Haruki Murakami's descriptions of food make me hungrier than just about any other.  I began puzzling this over the other day.  Oddly enough, most of the time they are barely even descriptions, just matter-of-fact statements about what characters are eating or preparing for dinner.  For a while I thought that maybe Murakami's tastes just matched my own.  The grilled fish and omelettes that Nakata and the truck driver order in Kafka On The Shore would have sounded good to me anytime, and my mouth was watering even before a more detailed description (and even then, not very) of "omelettes, salt-grilled mackerel, miso soup with shellfish, pickled turnips, seasoned spinach, seaweed" was offered.  But I found myself experiencing cravings for other food that was hardly mentioned in other parts of the book.  Even in Norwegian Wood, in which Midori's self-taught skills in cooking authentic Kansai cuisine are heavily lauded, I don't recall there being much imagery concerning the actual food itself.  It is mentioned that there are (once again) eggs, mackerel, eggplant, and mushrooms.  But that's almost a direct quote.  Murakami prefers to list ingredients and sometimes just faintly outline cooking procedures.  Admittedly, eggs and eggplant are two of my favorite ingredients of all time, so again, it could just be a matter of taste.  I didn't give much thought to it previously.  But now I've started reading The Wind-Up Bird Chronicle, and aside from it being my favorite Murakami so far, it has also made me realize that something truly funny is going on.  In one scene, a character pours two glasses of orange juice, one for himself and one for a woman who is in the middle of telling him a story.  I think it is mentioned that the orange juice has ice in it, but that's it.  I'm not even that big on orange juice, but of course all of a sudden it sounded like the best thing in the world.

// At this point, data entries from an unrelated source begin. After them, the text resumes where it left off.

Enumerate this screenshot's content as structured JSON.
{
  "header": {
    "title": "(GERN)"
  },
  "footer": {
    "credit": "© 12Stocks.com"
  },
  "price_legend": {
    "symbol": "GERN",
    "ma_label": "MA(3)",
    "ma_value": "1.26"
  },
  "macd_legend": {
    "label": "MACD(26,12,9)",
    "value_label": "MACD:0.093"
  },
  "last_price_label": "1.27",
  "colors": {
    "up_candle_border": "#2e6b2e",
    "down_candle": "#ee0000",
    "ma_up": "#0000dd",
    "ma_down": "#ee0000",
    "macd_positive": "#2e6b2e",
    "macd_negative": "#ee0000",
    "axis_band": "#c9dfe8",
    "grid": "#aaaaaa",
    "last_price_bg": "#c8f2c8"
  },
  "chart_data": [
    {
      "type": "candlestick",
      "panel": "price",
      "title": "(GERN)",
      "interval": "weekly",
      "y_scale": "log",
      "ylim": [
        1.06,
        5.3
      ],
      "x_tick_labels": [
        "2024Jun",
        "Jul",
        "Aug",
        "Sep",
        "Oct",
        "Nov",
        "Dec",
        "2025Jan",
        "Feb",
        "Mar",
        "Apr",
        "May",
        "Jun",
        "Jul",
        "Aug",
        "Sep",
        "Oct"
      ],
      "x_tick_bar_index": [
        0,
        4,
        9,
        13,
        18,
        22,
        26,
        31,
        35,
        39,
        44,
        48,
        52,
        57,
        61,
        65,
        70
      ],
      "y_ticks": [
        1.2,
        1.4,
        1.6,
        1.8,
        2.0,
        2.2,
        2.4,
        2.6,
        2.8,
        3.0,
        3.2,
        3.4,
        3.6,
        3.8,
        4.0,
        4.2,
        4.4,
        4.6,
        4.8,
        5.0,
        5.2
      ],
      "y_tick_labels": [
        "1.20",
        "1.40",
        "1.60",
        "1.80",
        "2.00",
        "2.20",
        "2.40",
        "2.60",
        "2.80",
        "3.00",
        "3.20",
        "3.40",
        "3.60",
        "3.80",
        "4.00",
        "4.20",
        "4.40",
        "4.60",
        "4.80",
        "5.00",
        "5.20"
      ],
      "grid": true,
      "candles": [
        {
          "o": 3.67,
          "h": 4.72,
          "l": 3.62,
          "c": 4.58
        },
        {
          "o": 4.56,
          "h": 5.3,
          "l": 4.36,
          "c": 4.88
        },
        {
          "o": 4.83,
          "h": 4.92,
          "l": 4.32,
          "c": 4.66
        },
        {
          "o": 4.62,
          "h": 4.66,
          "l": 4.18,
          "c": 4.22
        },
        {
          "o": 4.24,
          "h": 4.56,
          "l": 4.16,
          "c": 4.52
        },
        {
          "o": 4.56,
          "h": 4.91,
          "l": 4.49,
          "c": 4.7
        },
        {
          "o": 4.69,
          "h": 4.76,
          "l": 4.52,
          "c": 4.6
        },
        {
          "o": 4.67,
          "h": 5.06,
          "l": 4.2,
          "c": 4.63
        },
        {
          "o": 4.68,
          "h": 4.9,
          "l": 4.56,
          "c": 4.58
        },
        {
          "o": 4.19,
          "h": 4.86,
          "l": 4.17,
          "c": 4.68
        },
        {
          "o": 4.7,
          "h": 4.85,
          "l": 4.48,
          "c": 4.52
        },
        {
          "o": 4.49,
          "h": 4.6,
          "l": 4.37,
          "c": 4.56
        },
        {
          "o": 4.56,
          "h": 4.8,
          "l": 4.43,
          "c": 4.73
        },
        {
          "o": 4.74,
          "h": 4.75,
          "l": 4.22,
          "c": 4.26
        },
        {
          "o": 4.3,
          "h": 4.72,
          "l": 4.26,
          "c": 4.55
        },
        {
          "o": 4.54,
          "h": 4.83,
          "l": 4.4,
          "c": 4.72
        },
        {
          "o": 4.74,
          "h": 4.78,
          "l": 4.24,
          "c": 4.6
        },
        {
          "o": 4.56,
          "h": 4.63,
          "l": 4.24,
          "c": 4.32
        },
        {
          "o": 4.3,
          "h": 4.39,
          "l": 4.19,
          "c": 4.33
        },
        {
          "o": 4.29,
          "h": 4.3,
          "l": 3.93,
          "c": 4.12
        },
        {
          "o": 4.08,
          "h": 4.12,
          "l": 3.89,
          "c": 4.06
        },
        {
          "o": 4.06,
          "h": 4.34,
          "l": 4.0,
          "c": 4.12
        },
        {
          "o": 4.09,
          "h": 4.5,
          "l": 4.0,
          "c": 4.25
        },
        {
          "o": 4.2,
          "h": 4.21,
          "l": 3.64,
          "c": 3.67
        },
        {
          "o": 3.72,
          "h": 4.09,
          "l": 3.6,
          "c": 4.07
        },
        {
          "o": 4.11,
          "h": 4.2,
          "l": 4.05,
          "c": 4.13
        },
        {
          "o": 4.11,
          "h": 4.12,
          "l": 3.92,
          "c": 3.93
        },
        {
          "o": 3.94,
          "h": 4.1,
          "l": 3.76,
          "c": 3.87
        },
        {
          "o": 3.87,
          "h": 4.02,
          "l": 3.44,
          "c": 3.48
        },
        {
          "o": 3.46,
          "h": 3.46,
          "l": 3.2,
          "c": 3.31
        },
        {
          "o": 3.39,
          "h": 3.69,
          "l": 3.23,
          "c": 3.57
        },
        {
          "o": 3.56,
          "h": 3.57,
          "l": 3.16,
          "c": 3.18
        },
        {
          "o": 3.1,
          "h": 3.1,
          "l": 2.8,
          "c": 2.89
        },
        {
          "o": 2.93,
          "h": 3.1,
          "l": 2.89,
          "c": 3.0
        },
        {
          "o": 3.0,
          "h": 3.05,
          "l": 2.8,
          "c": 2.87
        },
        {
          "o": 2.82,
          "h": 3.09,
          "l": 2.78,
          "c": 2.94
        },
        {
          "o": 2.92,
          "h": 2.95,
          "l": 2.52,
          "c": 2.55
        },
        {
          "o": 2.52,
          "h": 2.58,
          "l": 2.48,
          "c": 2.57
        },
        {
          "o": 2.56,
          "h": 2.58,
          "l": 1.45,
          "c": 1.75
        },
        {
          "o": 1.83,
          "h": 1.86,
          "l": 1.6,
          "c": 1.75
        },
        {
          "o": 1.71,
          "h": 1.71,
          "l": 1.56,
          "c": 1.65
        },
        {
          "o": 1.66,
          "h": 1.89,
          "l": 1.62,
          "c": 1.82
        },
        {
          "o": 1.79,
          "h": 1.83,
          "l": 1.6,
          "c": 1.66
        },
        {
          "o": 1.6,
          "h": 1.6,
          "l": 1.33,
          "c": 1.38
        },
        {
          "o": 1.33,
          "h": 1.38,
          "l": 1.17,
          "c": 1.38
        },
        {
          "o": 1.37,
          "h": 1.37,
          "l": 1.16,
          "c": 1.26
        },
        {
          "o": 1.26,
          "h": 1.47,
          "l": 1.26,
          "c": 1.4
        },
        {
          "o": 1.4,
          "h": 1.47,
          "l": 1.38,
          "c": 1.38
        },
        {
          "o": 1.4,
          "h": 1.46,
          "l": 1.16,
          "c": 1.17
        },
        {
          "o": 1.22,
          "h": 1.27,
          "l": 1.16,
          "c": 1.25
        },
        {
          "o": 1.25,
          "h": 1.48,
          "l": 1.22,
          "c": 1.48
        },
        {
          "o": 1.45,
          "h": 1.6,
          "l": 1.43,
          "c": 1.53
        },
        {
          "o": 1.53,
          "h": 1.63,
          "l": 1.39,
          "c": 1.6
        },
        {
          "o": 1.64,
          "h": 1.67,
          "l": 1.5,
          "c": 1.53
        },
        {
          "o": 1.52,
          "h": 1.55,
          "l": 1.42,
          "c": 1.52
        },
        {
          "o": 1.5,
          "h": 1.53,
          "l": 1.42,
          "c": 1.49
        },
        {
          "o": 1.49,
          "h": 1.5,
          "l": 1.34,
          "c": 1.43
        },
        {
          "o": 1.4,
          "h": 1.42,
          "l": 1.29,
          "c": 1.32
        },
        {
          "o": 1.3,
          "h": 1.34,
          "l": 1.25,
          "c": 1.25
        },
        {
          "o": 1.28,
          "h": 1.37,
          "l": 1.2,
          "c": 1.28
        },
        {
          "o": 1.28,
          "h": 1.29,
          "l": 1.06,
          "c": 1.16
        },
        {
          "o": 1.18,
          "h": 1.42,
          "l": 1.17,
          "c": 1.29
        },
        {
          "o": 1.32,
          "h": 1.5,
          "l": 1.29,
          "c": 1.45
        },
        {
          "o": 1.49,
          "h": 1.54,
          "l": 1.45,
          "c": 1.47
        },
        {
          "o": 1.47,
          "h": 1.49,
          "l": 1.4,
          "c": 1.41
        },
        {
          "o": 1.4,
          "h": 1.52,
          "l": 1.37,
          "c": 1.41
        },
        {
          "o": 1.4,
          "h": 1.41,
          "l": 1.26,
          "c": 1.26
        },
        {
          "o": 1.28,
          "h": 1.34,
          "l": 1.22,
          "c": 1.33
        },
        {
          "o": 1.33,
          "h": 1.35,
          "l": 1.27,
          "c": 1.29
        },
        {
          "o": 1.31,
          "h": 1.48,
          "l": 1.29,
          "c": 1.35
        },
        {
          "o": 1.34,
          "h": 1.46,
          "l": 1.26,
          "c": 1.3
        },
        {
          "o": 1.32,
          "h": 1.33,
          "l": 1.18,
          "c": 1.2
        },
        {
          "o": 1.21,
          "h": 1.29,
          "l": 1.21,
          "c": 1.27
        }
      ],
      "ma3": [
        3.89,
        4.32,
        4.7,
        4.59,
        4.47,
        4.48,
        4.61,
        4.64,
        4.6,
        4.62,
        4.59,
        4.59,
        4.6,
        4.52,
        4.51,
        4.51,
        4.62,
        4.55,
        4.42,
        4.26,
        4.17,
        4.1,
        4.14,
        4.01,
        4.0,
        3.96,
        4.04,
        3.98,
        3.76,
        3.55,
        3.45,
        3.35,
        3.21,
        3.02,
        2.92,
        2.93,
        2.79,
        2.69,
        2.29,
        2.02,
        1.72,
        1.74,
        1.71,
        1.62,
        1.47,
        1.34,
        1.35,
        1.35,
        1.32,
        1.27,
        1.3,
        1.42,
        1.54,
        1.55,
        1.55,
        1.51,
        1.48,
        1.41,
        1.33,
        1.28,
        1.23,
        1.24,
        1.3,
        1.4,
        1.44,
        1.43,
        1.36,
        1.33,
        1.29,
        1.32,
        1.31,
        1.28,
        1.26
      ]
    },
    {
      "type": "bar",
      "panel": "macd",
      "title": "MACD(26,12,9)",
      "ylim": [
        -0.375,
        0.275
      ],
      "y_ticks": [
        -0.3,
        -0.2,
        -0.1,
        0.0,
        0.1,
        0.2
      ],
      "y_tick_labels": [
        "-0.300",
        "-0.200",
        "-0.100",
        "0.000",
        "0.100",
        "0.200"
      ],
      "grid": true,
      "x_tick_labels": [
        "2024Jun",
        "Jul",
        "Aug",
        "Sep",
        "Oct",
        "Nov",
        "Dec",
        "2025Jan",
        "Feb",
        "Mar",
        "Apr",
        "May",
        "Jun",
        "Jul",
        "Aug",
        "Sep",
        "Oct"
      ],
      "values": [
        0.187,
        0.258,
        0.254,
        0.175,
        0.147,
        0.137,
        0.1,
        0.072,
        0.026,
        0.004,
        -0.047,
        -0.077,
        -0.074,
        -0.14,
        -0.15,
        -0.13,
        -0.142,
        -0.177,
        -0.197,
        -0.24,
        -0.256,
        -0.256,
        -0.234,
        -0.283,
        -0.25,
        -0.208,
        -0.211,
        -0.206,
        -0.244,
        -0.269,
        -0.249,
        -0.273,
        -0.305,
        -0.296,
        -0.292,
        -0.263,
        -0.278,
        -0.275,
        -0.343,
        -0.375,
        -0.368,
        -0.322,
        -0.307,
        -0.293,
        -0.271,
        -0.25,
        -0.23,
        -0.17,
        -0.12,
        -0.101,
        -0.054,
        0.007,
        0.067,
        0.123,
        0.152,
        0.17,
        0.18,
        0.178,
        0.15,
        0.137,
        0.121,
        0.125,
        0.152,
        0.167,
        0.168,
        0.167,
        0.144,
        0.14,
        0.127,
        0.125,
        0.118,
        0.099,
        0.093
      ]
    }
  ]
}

So I don't know.  Like Murakami's work, there's something vaguely supernatural about this.  My only theory is that it has to do with a sense of ceremony.  For example, the glasses of orange juice are, if I'm remembering correctly, placed on a tray.  There is usually plenty of detail given to things ordinary people think about: the food they like, the clothes they wear, the music they listen to.  This is part of the pop-phenomenon quality of his work.  But detail does not equal description in this case.  I have been bored reading Murakami before, mostly in accounts of those characteristic vaguely supernatural goings-on that act as a counterpoint to "normal life," (such as in Hard-Boiled Wonderland and the End of the World and also After Dark).  I have nothing against the structure itself, but the language itself didn't work for me at times (though of course how the translation affects this I have no idea).  But I have never been bored with his sometimes seemingly pointless lists.  I love learning about the specifics of what his characters care about, and they seem to respect specifics themselves.  The respect for food is great, and the fact that it is always given due attention, that you know Murakami will never let someone's afternoon snack go by without telling you about it, is appealing to me.  Perhaps it's just the idea that life is worth taking slowly enough to create mental lists, and that thick books can be filled with people's inner worlds while at the same time the immediate things are as tangible as a chocolate chip cookie or an old man with a funny accent.

Anyhow, I'm not sure why it's taken me this long to read The Wind-Up Bird Chronicle, or why it seems so much better than any of his other work (that I've read) so far, but I am inclined to wrap up this blog entry so I can get back to it pronto.